Alex Newell and J. Harrison Ghee
In 2023, Alex Newell and J. Harrison Ghee made history when they became the first 2 openly non-binary people to win Tony Awards. Newell nabbed the Best Performance by a Featured Actor in a Musical category for their role as Lulu in Shucked. Ghee later won the award for Best Performance by a Leading Actor in a Musical for their performance as Jerry/Daphne in Casey Nicholaw’s Some Like It Hot, the new musical based on the famous 1959 film.
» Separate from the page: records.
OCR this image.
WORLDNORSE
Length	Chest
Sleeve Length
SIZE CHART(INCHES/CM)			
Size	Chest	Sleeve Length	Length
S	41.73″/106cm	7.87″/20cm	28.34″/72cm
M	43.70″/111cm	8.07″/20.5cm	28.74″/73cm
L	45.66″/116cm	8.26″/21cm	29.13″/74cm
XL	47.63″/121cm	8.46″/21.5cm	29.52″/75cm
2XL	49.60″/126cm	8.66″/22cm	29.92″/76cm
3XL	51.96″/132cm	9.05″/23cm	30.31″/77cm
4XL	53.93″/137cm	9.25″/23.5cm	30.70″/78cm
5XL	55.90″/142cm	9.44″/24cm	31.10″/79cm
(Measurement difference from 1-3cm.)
There is still a long way to go toward racial equality, but strides have been made by Black actors who have recently originated, replaced or gone on as an understudy as characters that have usually been perceived as white. Not to mention outstanding performances including Leslie Odom Jr. in Purly Victorious, Calvin Leon Smith in Fat Ham, Alex Joseph Grayson in Parade, and Marchánt Davis in Good Night, Oscar.
Some wins for representation in the past few years include the multicultural reimagining of Some Like It Hot, Michael R. Jackson's black queer comedy, A Strange Loop, "Blackness like never before" in Jocelyn Bioh’s JaJa’s African Hair-Braiding, and a new and exciting remounting of The Wiz coming to Broadway this season.